O que significa o provérbio árabe: “Mesmo que um amigo seja encantador, não abuse de sua bondade”?
Mensagem curta chama atenção para comportamentos capazes de desgastar até relações construídas com carinho, confiança e proximidade

Amizades verdadeiras costumam ser associadas à liberdade de pedir ajuda, compartilhar problemas e contar com alguém nos momentos mais difíceis.

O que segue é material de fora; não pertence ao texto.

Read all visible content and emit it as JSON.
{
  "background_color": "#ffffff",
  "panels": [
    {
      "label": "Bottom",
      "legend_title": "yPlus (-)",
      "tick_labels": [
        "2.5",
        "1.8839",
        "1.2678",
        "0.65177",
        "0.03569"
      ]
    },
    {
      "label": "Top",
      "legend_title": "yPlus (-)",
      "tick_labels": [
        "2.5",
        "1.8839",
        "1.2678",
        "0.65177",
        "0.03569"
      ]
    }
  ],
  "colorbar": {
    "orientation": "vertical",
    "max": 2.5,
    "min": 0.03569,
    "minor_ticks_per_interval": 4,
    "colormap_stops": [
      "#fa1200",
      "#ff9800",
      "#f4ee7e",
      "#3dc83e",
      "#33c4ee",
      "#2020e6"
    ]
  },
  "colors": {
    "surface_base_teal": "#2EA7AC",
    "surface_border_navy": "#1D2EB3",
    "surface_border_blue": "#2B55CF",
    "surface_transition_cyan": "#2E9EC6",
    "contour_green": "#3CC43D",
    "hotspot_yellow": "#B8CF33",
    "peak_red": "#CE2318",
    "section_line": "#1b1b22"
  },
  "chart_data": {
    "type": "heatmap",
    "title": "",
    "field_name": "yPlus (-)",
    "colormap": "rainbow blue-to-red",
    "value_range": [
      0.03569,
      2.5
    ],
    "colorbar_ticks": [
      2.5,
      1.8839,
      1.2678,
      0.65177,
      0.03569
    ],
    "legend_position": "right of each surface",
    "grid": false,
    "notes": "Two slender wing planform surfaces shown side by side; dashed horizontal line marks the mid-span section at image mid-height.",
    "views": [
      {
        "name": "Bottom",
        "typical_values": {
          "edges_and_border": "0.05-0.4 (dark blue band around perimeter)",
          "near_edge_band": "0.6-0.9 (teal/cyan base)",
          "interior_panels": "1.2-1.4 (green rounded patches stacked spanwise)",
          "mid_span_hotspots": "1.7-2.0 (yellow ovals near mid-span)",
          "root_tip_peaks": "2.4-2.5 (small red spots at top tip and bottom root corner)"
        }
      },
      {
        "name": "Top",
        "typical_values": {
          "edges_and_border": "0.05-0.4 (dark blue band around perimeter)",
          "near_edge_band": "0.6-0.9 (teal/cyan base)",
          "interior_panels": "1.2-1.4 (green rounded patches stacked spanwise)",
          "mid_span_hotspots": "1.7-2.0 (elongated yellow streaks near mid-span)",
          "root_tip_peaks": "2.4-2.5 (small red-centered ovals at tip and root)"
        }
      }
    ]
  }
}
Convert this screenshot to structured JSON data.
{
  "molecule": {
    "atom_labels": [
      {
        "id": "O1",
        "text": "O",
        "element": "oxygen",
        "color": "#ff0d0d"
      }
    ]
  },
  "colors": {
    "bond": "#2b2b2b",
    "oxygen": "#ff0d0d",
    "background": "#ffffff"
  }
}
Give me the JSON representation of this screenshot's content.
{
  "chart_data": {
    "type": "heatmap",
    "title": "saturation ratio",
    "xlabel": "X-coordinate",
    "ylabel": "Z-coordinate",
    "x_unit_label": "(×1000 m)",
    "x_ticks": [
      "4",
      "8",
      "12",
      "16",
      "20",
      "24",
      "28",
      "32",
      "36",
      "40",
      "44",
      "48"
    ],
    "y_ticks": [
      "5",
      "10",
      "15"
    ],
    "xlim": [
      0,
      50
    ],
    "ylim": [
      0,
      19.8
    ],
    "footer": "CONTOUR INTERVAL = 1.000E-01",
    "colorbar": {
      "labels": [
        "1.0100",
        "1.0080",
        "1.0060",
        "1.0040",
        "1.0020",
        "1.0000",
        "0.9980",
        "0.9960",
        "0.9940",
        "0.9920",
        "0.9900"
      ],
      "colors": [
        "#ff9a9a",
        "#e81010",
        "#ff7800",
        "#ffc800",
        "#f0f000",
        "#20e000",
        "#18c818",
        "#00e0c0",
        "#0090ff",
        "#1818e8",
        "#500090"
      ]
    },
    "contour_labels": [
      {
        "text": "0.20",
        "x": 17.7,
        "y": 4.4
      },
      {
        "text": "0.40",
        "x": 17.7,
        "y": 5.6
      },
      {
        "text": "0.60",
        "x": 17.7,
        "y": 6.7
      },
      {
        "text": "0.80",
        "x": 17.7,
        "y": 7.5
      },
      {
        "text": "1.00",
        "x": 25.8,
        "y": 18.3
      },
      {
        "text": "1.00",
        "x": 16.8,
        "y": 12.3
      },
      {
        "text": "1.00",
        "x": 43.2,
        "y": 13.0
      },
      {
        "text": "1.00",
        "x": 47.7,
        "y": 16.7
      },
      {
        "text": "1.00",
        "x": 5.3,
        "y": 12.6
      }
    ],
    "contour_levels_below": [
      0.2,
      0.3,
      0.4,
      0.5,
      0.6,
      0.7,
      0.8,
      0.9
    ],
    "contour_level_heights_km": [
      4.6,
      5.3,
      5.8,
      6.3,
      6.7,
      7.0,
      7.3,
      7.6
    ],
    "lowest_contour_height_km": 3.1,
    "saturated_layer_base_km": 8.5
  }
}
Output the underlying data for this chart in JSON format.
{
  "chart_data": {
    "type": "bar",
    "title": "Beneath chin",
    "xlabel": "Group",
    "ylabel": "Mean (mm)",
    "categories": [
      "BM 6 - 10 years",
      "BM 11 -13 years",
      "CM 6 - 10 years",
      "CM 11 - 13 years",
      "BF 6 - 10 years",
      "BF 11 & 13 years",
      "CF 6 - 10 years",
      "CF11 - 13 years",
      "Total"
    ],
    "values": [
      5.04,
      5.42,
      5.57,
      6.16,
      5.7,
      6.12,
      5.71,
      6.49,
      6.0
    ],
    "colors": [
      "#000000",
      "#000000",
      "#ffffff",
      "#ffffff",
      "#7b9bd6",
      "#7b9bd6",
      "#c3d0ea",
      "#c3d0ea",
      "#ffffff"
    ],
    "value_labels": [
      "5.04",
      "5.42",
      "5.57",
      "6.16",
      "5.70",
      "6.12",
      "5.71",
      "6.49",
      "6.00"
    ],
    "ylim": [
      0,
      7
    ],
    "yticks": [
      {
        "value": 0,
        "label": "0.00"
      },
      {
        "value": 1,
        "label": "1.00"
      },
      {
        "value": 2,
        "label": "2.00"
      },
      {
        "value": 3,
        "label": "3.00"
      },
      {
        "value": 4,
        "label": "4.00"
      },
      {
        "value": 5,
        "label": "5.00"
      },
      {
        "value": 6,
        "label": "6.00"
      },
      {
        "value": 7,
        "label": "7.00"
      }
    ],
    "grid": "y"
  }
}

No entanto, justamente essa proximidade pode criar uma armadilha: acreditar que a boa vontade do outro não possui limites.
Essa reflexão está por trás do provérbio árabe “Mesmo que um amigo seja encantador, não abuse de sua bondade”.
Apesar das poucas palavras, a frase carrega um alerta importante sobre confiança, respeito e reciprocidade.
A mensagem indica que ter ao lado uma pessoa generosa, compreensiva e sempre disposta a ajudar não significa que seja correto exigir dela atenção e disponibilidade constantemente.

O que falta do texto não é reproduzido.